Is Adolescence a Myth?

Youth Specialties
April 7th, 2010

Youth ministry is built upon the assumption that there is such a thing as adolescence.

But one Psychologist, former Psychology Today editor Robert Epstein, is questioning this basic assumption that the teenage years are a time of turmoil where a person figures out who they are as an individual. His theory is that adolescents aren't that different from adults after all, we just don't expect them to exhibit adult competencies.

In a recent U.S. News and World Report interview, Epstein says:

I started looking at the research done on teenagers in this country, which is very, very misleading. The researchers are just trying to confirm the cultural stereotypes [originated] by G. Stanley Hall 100 years ago, who said that the teen years are necessarily a time of storm and stress. That stuck, and that's been the model used by psychologists and social workers ever since. [Back in Hall's time], there was massive immigration, and lots of young people on the streets making trouble. By the 1930s, biologists had discredited the notion that the teenage years were a time of turmoil, but the people in the mental health field never got the message.

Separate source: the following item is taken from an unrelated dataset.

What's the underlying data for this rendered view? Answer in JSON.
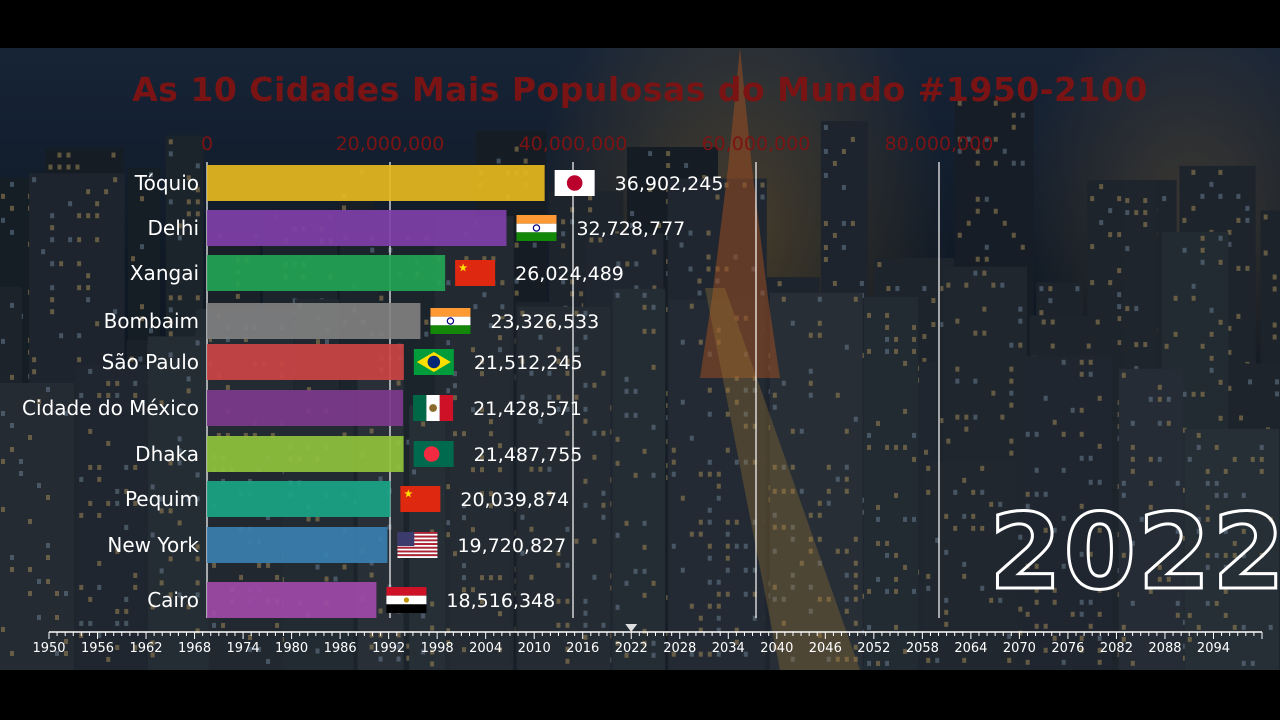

I started doing research on this with a doctoral student named Diane Dumas, and we started collecting data on the capabilities of teens vs. adults. Read the rest of the article

I like people willing to stand up against a mountain of evidence and question, “Hey, do we have it wrong?” That takes a certain amount of bravery. Of course, my cynical mind also recognizes it as a brilliant way to sell a lot of books. Either way, it's an interesting hypothesis.

So what do you think? Have we built and supported the theory of adolescent brain development on false assumption originally presented by Stanley Hall? Is this merely a classic deconstructionist attack? Or do we mostly have it right about adolescence and Mr. Epstein's theory just meant to move the needle a little towards adolescent responsibility?